Certains lundis, Abdullah sombrait dans la litanie. Tous ces visages effarés qui défilaient devant lui évoquaient des zombis aux formes évanescentes, bouches d’ombres psalmodiant leur misère ordinaire que nul média ne mettrait en scène. L’esprit ailleurs, il se laissait aller à des échanges monocordes.
— Toutes ces seringues, Moktar, qu’en fais-tu ?
— C’est pour m’envoyer en l’air.
— Tu penses durer longtemps, vieux ?
— Demain je crève peut-être, va savoir !
— Et le sida, tu y penses parfois ?
— Ça ou autre chose…
Ce lundi matin, il terminait en roue libre tel un coureur de fond bouclant les derniers quatre cents mètres à son train, sans forcer.

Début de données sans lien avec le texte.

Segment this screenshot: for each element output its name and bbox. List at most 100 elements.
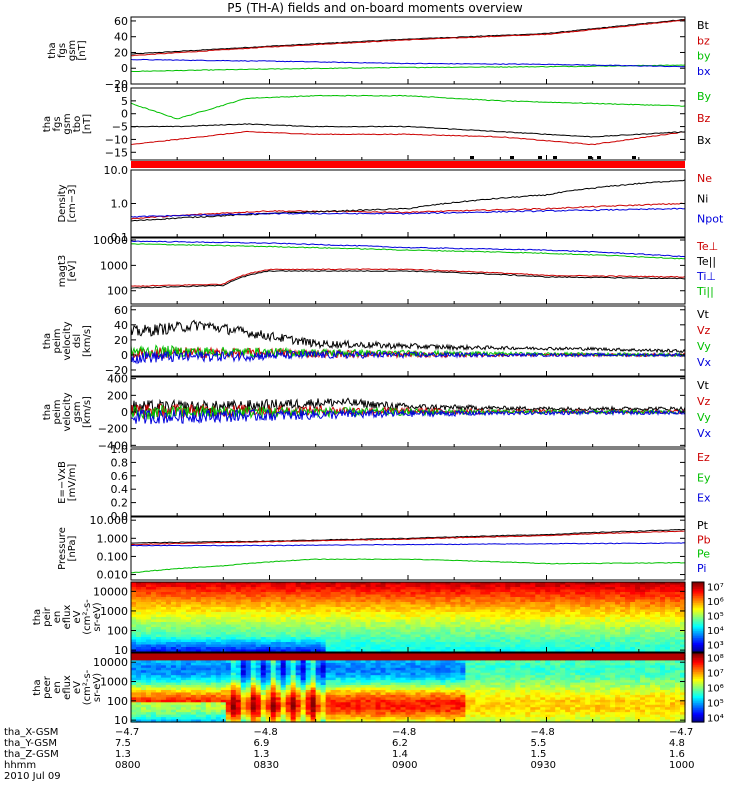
ephemeris-label: 2010 Jul 09 (4, 771, 61, 782)
panel-peer-en-eflux: 10⁸ 10⁷ 10⁶ 10⁵ 10⁴ 10000 1000 100 10 tha peer en ef… (32, 652, 724, 727)
y-axis-label: en (52, 611, 63, 624)
y-tick-label: 60 (114, 15, 128, 28)
colorbar-cell (692, 656, 704, 659)
legend-label: Bx (697, 134, 712, 147)
y-axis-label: (cm²-s- (82, 669, 93, 705)
colorbar-cell (692, 594, 704, 597)
y-tick-label: 100 (107, 285, 128, 298)
y-axis-label: tha (42, 404, 53, 420)
legend-label: Ey (697, 471, 711, 484)
colorbar-cell (692, 659, 704, 663)
y-tick-label: 1000 (100, 676, 128, 689)
series-line-peim-velocity-dsl-Vy (130, 344, 686, 359)
legend-label: Pi (697, 562, 706, 575)
colorbar-cell (692, 692, 704, 695)
colorbar-cell (692, 668, 704, 671)
colorbar-cell (692, 699, 704, 702)
mode-marker (632, 156, 636, 159)
legend-label: Vx (697, 356, 712, 369)
colorbar-cell (692, 624, 704, 627)
colorbar-cell (692, 615, 704, 618)
legend-label: Vz (697, 324, 711, 337)
y-tick-label: −20 (105, 78, 128, 91)
colorbar-cell (692, 629, 704, 632)
series-line-density-Npot (130, 207, 686, 218)
panel-fgs-gsm: Bt bz by bx 60 40 20 0 −20 tha fgs gsm [nT] (47, 15, 711, 91)
y-tick-label: 10.0 (104, 164, 129, 177)
series-line-temperature-Ti⊥ (130, 240, 686, 258)
y-axis-label: [nPa] (67, 535, 78, 561)
series-line-peim-velocity-gsm-Vy (130, 403, 685, 420)
colorbar-cell (692, 711, 704, 714)
colorbar-label: 10⁴ (707, 626, 724, 637)
colorbar-cell (692, 696, 704, 699)
y-tick-label: 0 (121, 62, 128, 75)
y-tick-label: 0 (121, 349, 128, 362)
y-axis-label: peer (42, 675, 53, 699)
colorbar-frame (691, 652, 705, 723)
colorbar-cell (692, 613, 704, 616)
series-line-peim-velocity-gsm-Vx (130, 408, 686, 425)
y-tick-label: 0 (121, 406, 128, 419)
y-axis-label: tha (47, 42, 58, 58)
colorbar-cell (692, 654, 704, 658)
y-axis-label: eflux (62, 675, 73, 700)
y-axis-label: fgs (52, 116, 63, 131)
colorbar-cell (692, 708, 704, 711)
colorbar-cell (692, 701, 704, 704)
y-tick-label: 1.0 (111, 198, 129, 211)
colorbar-cell (692, 684, 704, 687)
y-axis-label: sr-eV) (92, 673, 103, 702)
y-axis-label: tha (42, 333, 53, 349)
series-line-pressure-Pe (130, 558, 685, 574)
legend-label: Te|| (696, 255, 716, 268)
colorbar-label: 10⁴ (707, 714, 724, 725)
colorbar-cell (692, 643, 704, 646)
panel-peir-en-eflux: 10⁷ 10⁶ 10⁵ 10⁴ 10³ 10000 1000 100 10 tha peir en ef… (32, 581, 724, 657)
y-axis-label: [nT] (77, 40, 88, 60)
y-tick-label: 100 (107, 625, 128, 638)
y-tick-label: 100 (107, 695, 128, 708)
colorbar-cell (692, 597, 704, 601)
colorbar-cell (692, 645, 704, 648)
y-tick-label: 10000 (93, 234, 128, 247)
colorbar-label: 10⁸ (707, 654, 724, 665)
colorbar-cell (692, 685, 704, 689)
series-line-peim-velocity-dsl-Vx (130, 349, 686, 365)
panel-frame (130, 448, 686, 517)
y-tick-label: 0.010 (97, 569, 129, 582)
series-line-fgs-gsm-Bt (130, 18, 686, 55)
colorbar-cell (692, 599, 704, 602)
legend-label: Vt (697, 308, 710, 321)
legend-label: Vy (697, 340, 711, 353)
y-axis-label: eflux (62, 605, 73, 630)
colorbar-cell (692, 709, 704, 713)
colorbar-cell (692, 650, 704, 653)
colorbar-cell (692, 687, 704, 690)
y-tick-label: 40 (114, 31, 128, 44)
colorbar-cell (692, 689, 704, 692)
legend-label: Ex (697, 492, 711, 505)
ephemeris-value: −4.8 (392, 727, 417, 738)
y-tick-label: 400 (107, 373, 128, 386)
ephemeris-value: 0830 (253, 760, 279, 771)
y-tick-label: −5 (112, 121, 128, 134)
y-axis-label: sr-eV) (92, 602, 103, 631)
y-axis-label: [km/s] (82, 396, 93, 428)
colorbar-cell (692, 713, 704, 716)
colorbar-cell (692, 666, 704, 670)
y-axis-label: velocity (62, 392, 73, 431)
y-tick-label: 10000 (93, 656, 128, 669)
legend-label: Ez (697, 451, 710, 464)
legend-label: Vt (697, 379, 710, 392)
y-axis-label: (cm²-s- (82, 599, 93, 635)
panel-efield: Ez Ey Ex 1.00.80.60.40.20.0 E=−VxB [mV/m] (57, 443, 711, 523)
y-axis-label: tha (32, 609, 43, 625)
y-tick-label: 1.0 (111, 443, 129, 456)
y-tick-label: 10.000 (90, 514, 129, 527)
colorbar-cell (692, 603, 704, 606)
colorbar-cell (692, 704, 704, 708)
ephemeris-value: 0900 (392, 760, 418, 771)
colorbar-cell (692, 648, 704, 651)
series-line-temperature-Ti|| (130, 243, 686, 260)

— Tu connaissais l’âge de cette fille, Antoine ?
— Elle voulait voir La guerre des étoiles, j’ai rien contre la science-fiction.

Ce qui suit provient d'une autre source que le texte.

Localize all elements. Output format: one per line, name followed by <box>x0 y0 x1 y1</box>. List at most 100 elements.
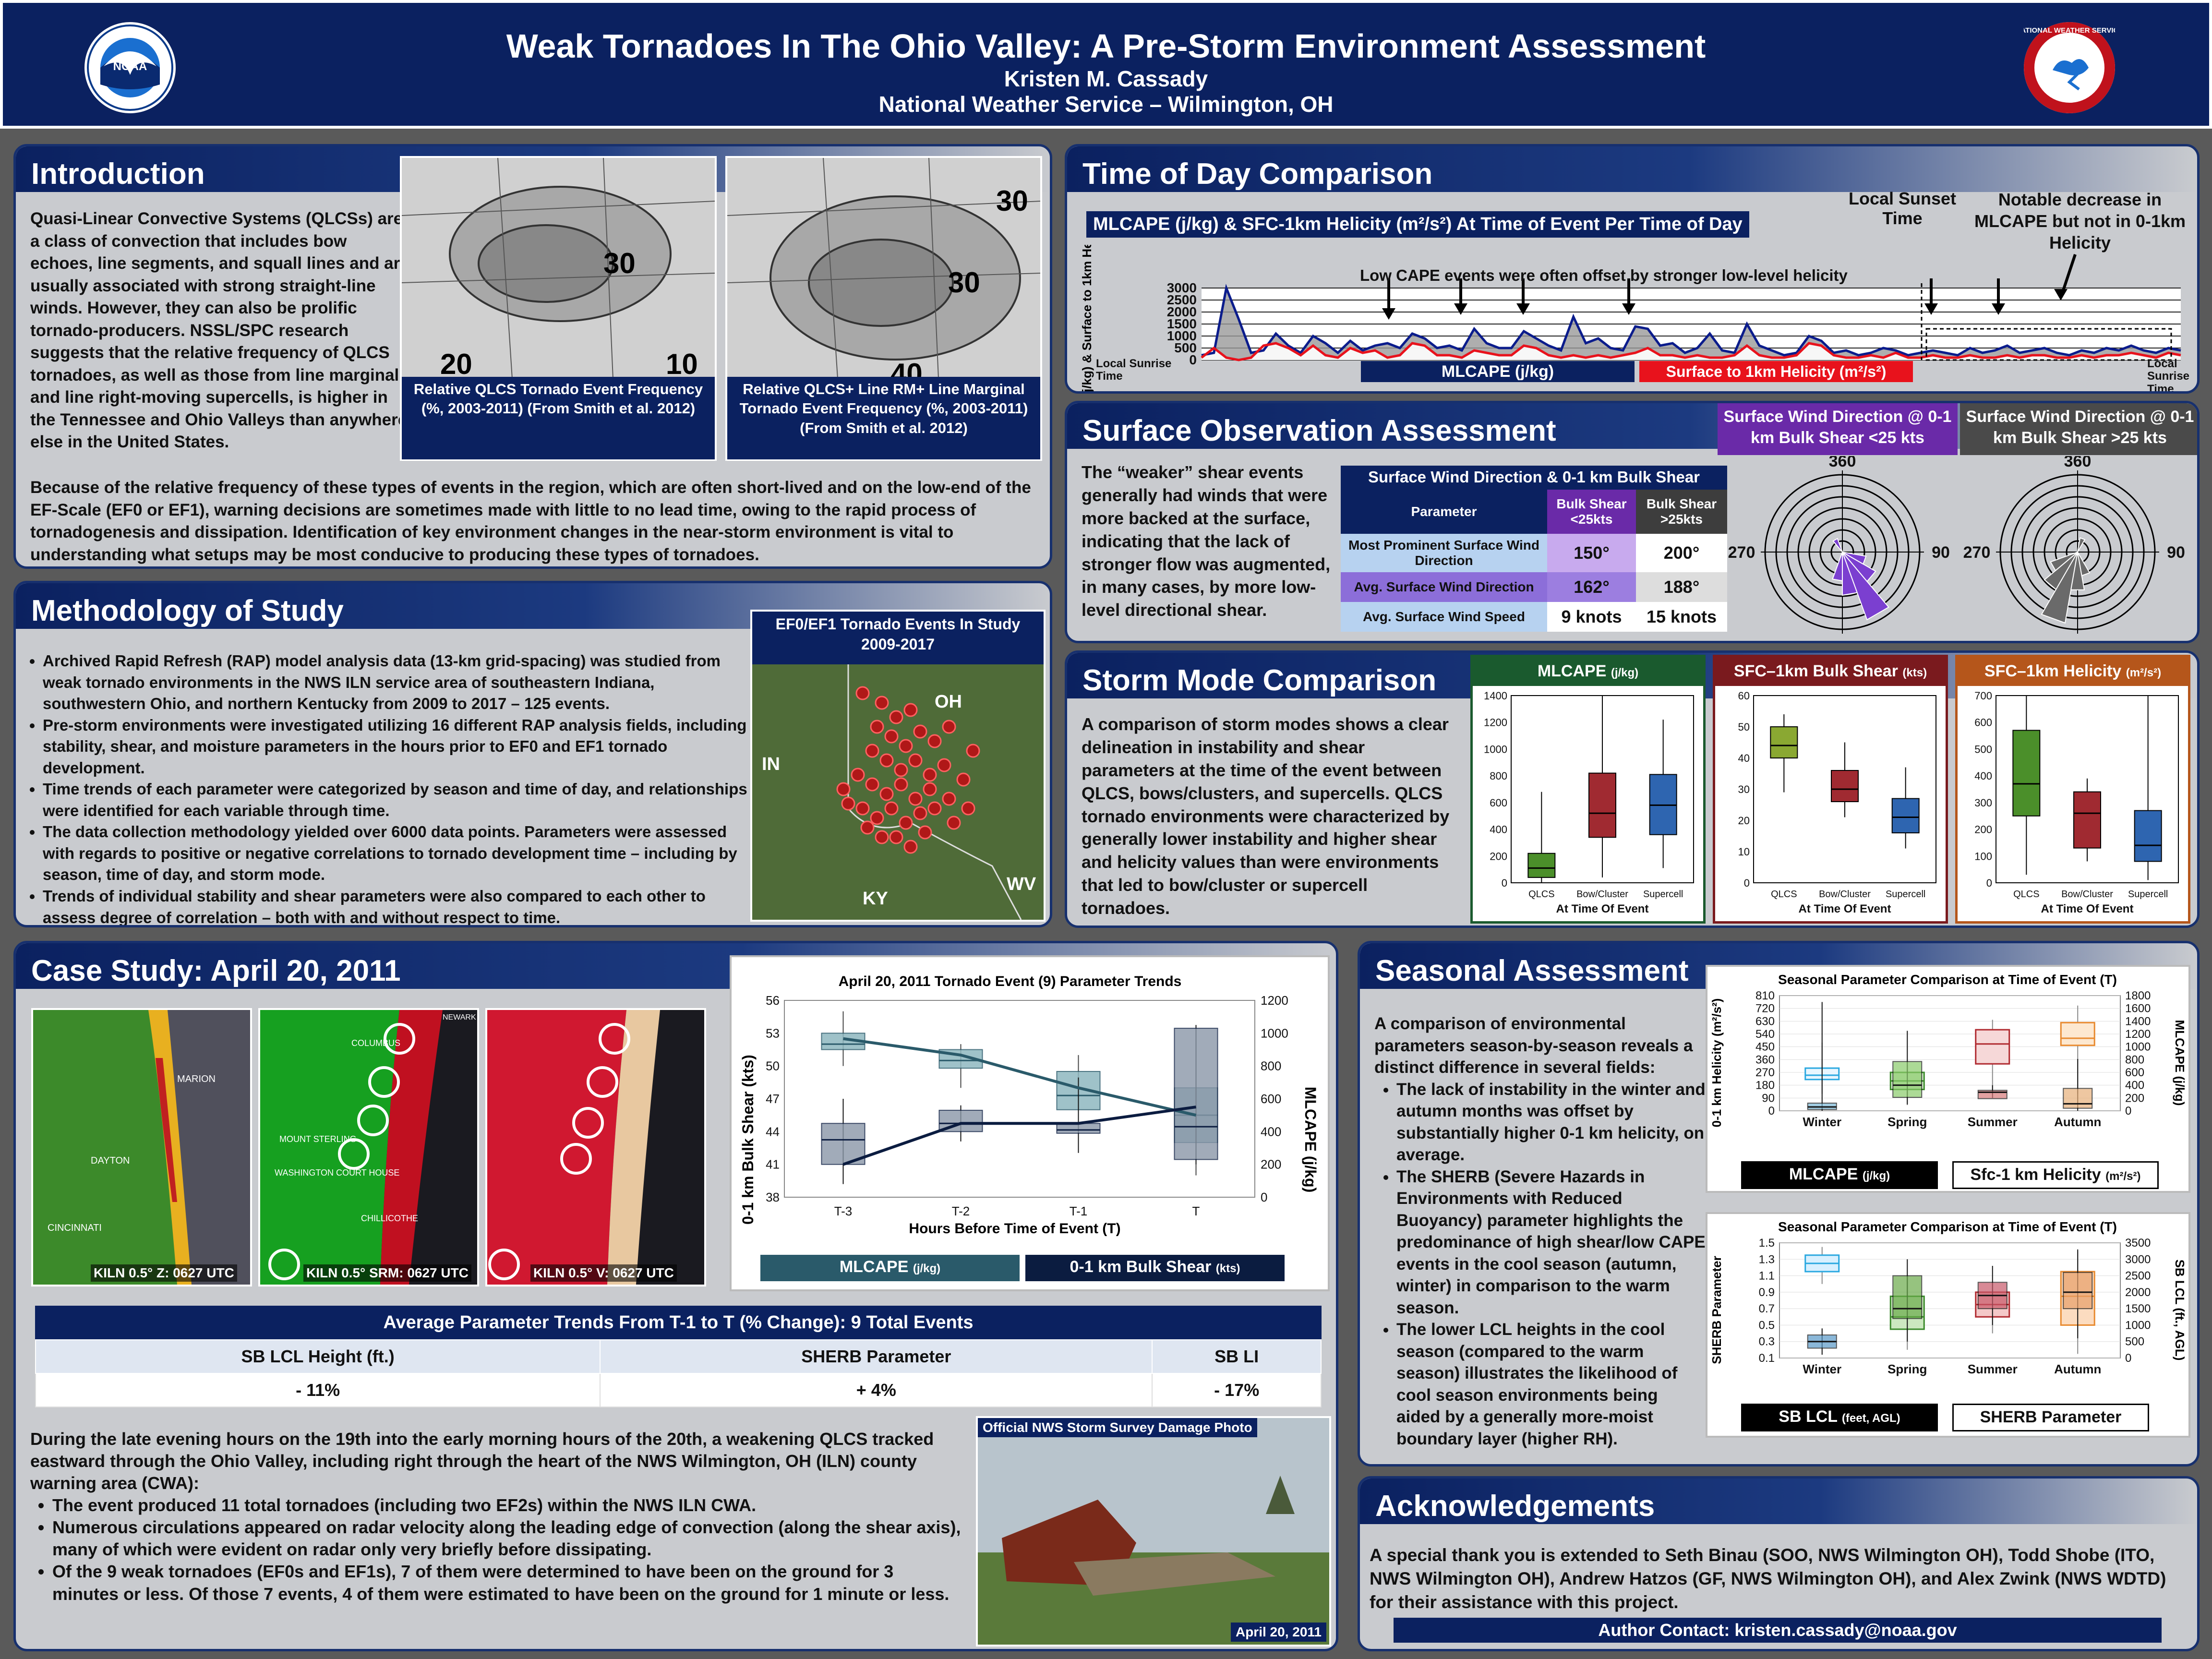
tornado-event-marker <box>875 830 889 844</box>
storm-ytick: 20 <box>1738 815 1750 827</box>
intro-paragraph-1: Quasi-Linear Convective Systems (QLCSs) … <box>30 209 409 452</box>
town-dayton: DAYTON <box>91 1155 130 1166</box>
rose-label-360: 360 <box>2064 456 2092 470</box>
season-ytick-right: 1400 <box>2125 1015 2151 1028</box>
case-legend-mlcape-label: MLCAPE <box>839 1258 909 1276</box>
season-panel: Seasonal Assessment A comparison of envi… <box>1358 941 2200 1467</box>
state-ky: KY <box>863 889 888 909</box>
damage-photo: Official NWS Storm Survey Damage Photo A… <box>976 1416 1331 1647</box>
case-ytick-right: 800 <box>1261 1059 1281 1073</box>
season-c1-ylabel-right: MLCAPE (j/kg) <box>2173 1020 2187 1106</box>
list-item: The event produced 11 total tornadoes (i… <box>52 1494 962 1516</box>
sfc-table-title: Surface Wind Direction & 0-1 km Bulk She… <box>1341 466 1727 490</box>
intro-panel: Introduction Quasi-Linear Convective Sys… <box>13 144 1052 569</box>
case-ylabel-right: MLCAPE (j/kg) <box>1302 1087 1319 1192</box>
case-val-li: - 17% <box>1152 1373 1322 1407</box>
tornado-event-marker <box>841 796 855 811</box>
season-ytick-left: 540 <box>1755 1028 1775 1041</box>
town-marion: MARION <box>177 1074 216 1084</box>
sfc-text: The “weaker” shear events generally had … <box>1082 462 1331 620</box>
season-c1-legend-hel: Sfc-1 km Helicity (m²/s²) <box>1952 1161 2159 1189</box>
tod-helicity-line <box>1201 342 2181 361</box>
map2-label-30a: 30 <box>996 185 1028 217</box>
season-ytick-left: 0.7 <box>1759 1302 1775 1315</box>
tod-sunset-label: Local Sunset Time <box>1848 189 1957 228</box>
season-ytick-left: 720 <box>1755 1002 1775 1015</box>
storm-ytick: 10 <box>1738 846 1750 858</box>
tod-note-low-cape: Low CAPE events were often offset by str… <box>1360 266 1848 284</box>
storm-xtick: Bow/Cluster <box>1576 889 1628 900</box>
radar-reflectivity: MARION DAYTON CINCINNATI KILN 0.5° Z: 0627… <box>31 1008 252 1286</box>
storm-chart-unit: (j/kg) <box>1611 666 1639 679</box>
tornado-event-marker <box>947 816 961 830</box>
tornado-events-map: EF0/EF1 Tornado Events In Study 2009-201… <box>750 610 1046 922</box>
case-xtick: T-3 <box>834 1204 853 1218</box>
list-item: The lack of instability in the winter an… <box>1396 1079 1706 1166</box>
tornado-event-marker <box>870 720 884 734</box>
tod-mlcape-line <box>1201 284 2181 357</box>
storm-text: A comparison of storm modes shows a clea… <box>1082 714 1450 918</box>
map1-label-30: 30 <box>603 247 636 279</box>
case-ytick-left: 47 <box>766 1092 780 1106</box>
case-shear-trend <box>843 1037 1197 1117</box>
case-cape-trend <box>842 1106 1196 1166</box>
storm-xtick: Supercell <box>1886 889 1925 900</box>
case-ytick-left: 50 <box>766 1059 780 1073</box>
case-xtick: T-2 <box>952 1204 970 1218</box>
tod-arrowhead <box>1382 308 1395 320</box>
season-ytick-left: 1.5 <box>1759 1237 1775 1250</box>
tod-ytick: 2500 <box>1167 292 1197 307</box>
method-panel: Methodology of Study Archived Rapid Refr… <box>13 581 1052 927</box>
case-legend-shear-unit: (kts) <box>1215 1262 1240 1275</box>
rose2-title: Surface Wind Direction @ 0-1 km Bulk She… <box>1960 403 2197 455</box>
sfc-row2-lt: 162° <box>1547 572 1636 602</box>
storm-chart-title: MLCAPE (j/kg) <box>1473 657 1703 686</box>
season-xtick: Spring <box>1887 1362 1927 1376</box>
storm-box <box>1588 772 1616 838</box>
radar-velocity: KILN 0.5° V: 0627 UTC <box>485 1008 706 1286</box>
storm-ytick: 1000 <box>1484 743 1507 755</box>
storm-ytick: 100 <box>1974 850 1992 862</box>
list-item: Trends of individual stability and shear… <box>43 886 755 925</box>
radar-srm-label: KILN 0.5° SRM: 0627 UTC <box>303 1264 471 1282</box>
storm-chart-title-text: SFC–1km Helicity <box>1984 662 2122 680</box>
tornado-event-marker <box>913 806 927 820</box>
season-c2-ylabel-right: SB LCL (ft., AGL) <box>2173 1260 2187 1361</box>
season-ytick-right: 1000 <box>2125 1319 2151 1332</box>
case-val-lcl: - 11% <box>35 1373 601 1407</box>
case-ytick-right: 0 <box>1261 1190 1267 1204</box>
case-ytick-right: 1200 <box>1261 993 1288 1008</box>
storm-ytick: 700 <box>1974 690 1992 702</box>
season-ytick-left: 0.3 <box>1759 1335 1775 1348</box>
rose-gt25-petal <box>2077 552 2091 577</box>
season-ytick-right: 1800 <box>2125 989 2151 1002</box>
storm-ytick: 40 <box>1738 752 1750 764</box>
tornado-event-marker <box>865 777 879 792</box>
tornado-event-marker <box>875 696 889 710</box>
tornado-event-marker <box>918 825 932 840</box>
case-panel: Case Study: April 20, 2011 MARION DAYTON C… <box>13 941 1338 1651</box>
list-item: Pre-storm environments were investigated… <box>43 715 755 779</box>
case-ylabel-left: 0-1 km Bulk Shear (kts) <box>739 1055 757 1225</box>
sfc-table: Parameter Bulk Shear <25kts Bulk Shear >25… <box>1341 490 1727 632</box>
case-ytick-right: 600 <box>1261 1092 1281 1106</box>
storm-ytick: 500 <box>1974 743 1992 755</box>
sfc-row1-lt: 150° <box>1547 534 1636 572</box>
case-legend-mlcape-unit: (j/kg) <box>913 1262 941 1275</box>
storm-box-plot: 0 200 400 600 800 1000 1200 1400 QLCS Bow/Cluster… <box>1484 690 1694 915</box>
tod-ylabel: MLCAPE (j/kg) & Surface to 1km Helicity … <box>1080 245 1094 394</box>
season-box-right <box>1892 1275 1923 1319</box>
case-chart-title: April 20, 2011 Tornado Event (9) Paramet… <box>839 974 1182 989</box>
tod-sunrise-right: Local Sunrise Time <box>2147 357 2190 394</box>
season-ytick-right: 0 <box>2125 1105 2131 1118</box>
storm-ytick: 0 <box>1986 877 1992 889</box>
season-ytick-right: 0 <box>2125 1352 2131 1365</box>
season-ytick-right: 2000 <box>2125 1286 2151 1299</box>
tod-arrowhead <box>2054 289 2068 301</box>
storm-ytick: 60 <box>1738 690 1750 702</box>
tod-arrowhead <box>1992 303 2005 315</box>
tornado-event-marker <box>884 729 899 744</box>
case-ytick-right: 400 <box>1261 1124 1281 1139</box>
season-c1-legend-cape: MLCAPE (j/kg) <box>1741 1161 1938 1189</box>
tod-chart: MLCAPE (j/kg) & Surface to 1km Helicity … <box>1080 245 2181 394</box>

— Deuxième édition : tu connaissais son âge ?
— J’en sais rien, moi ! Dix-huit, non ?
— Treize.
— Merde, elle suçait comme une grande, pourtant.

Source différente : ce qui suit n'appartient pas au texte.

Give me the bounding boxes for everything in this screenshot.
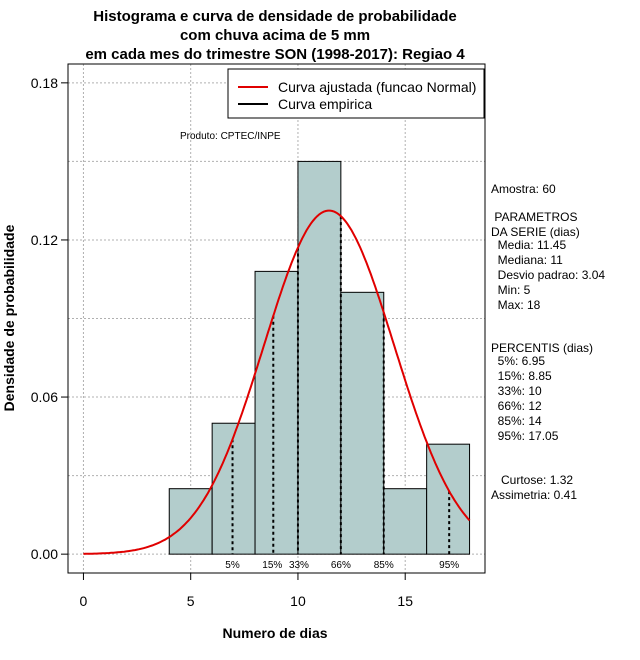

— Elle a parlé d’un couteau que tu serrais sur sa gorge pendant qu’elle chérissait tes valseuses. Je parie que tu ne possèdes aucun souvenir de ce couteau ?
— Comment vous avez deviné ?
Toujours la même rengaine, les mêmes mensonges nauséeux. Une odeur de cendres dans la bouche. C’est l’été, pensa Abdullah, j’ai besoin d’air.
L’assistance se souleva, la séance était close pour ce jour-là. Tramson, qui patientait devant l’entrée, se rapprocha du sage.
— On va s’en jeter un ?
Abdullah approuva et, sans se concerter, les deux hommes tournèrent le dos au quartier pour jeter leur dévolu sur un bar tranquille de l’avenue Trudaine.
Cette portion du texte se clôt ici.